Although I realise there’s no ‘one-size-fits-all’ plan, I’m interested in how many sessions are required and how often. Typically, Darren says, “the original TMS protocols consisted of a 20 to 30-minute treatment, once a day, five times a week, for four to six weeks.”
That said, both Darren and Kate are hugely excited by global progress, particularly in the US, where extensive use and research shows that accelerated TMS protocols can be even more effective. What this means is that “we’re able to offer a full course of TMS over two weeks, which is far more feasible for people to fit into their lives”.
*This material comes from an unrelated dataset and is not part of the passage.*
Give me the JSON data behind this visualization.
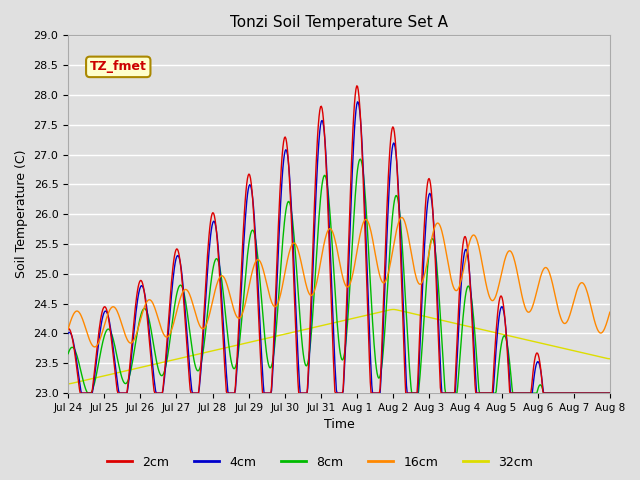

Clinical response to TMS is monitored regularly. Ultimately, the joy of the process for Darren and Kate is being able to offer a potential solution to a problem patients may have battled for years.
“Often the people we see will tell us that they’ve tried medication and cognitive behavioural therapy, as well as diet and exercise,” says Darren. “These people are invested in their mental health and have done really well, but over time, those things have become less effective in treating their depression. They get to the stage where they can become quite desperate because they’ve tried everything. We feel quite hopeful with TMS that it’s something people can try. TMS is tolerable, proven and highly effective.”